MANILA, Philippines — About P10.2 billion from the Philippine Health Insurance Corp.’s (PhilHealth) budget was “potentially lost” to fraudulent transactions and schemes in 2019.
This loss could balloon to P18 billion by next year if not addressed properly, PhilHealth president Ricardo Morales revealed on Tuesday during a Senate inquiry on the alleged corruption in the agency.
Morales, citing a study in December last year, said the state insurer’s fraud index rate was at 7.5%, while the global average is at 10% to 20%.

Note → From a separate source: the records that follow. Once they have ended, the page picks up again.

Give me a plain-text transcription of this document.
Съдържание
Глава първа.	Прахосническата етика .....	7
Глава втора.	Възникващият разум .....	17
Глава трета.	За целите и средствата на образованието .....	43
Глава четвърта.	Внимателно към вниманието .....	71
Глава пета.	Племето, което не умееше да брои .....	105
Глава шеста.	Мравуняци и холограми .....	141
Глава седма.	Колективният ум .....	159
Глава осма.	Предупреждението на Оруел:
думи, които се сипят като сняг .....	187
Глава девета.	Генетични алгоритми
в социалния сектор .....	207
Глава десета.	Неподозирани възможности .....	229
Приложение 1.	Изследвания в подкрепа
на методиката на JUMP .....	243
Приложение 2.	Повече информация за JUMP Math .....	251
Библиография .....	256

“In other words, of the 176 billion spent by PhilHealth last year of benefit payments, P10.2 billion was potentially lost to fraud,” he said.
“Next year, if the right thing is not done, of the P240 billion planned benefit expenditure, this potential loss could balloon to P18 billion,” the PhilHealth president added.
The “systematic” fraud plaguing the agency will only be stemmed by a “robust, integrated, and harmonized information management system” that could run a membership database, Morales claimed.
He added that the current information management system of PhilHealth is “fragmented, aging and overextended ministered by overworked IT professionals.”
However, the IT project of PhilHealth, which is supposedly designed to stop fraud and scams within the agency, was flagged as “overpriced” by government auditors.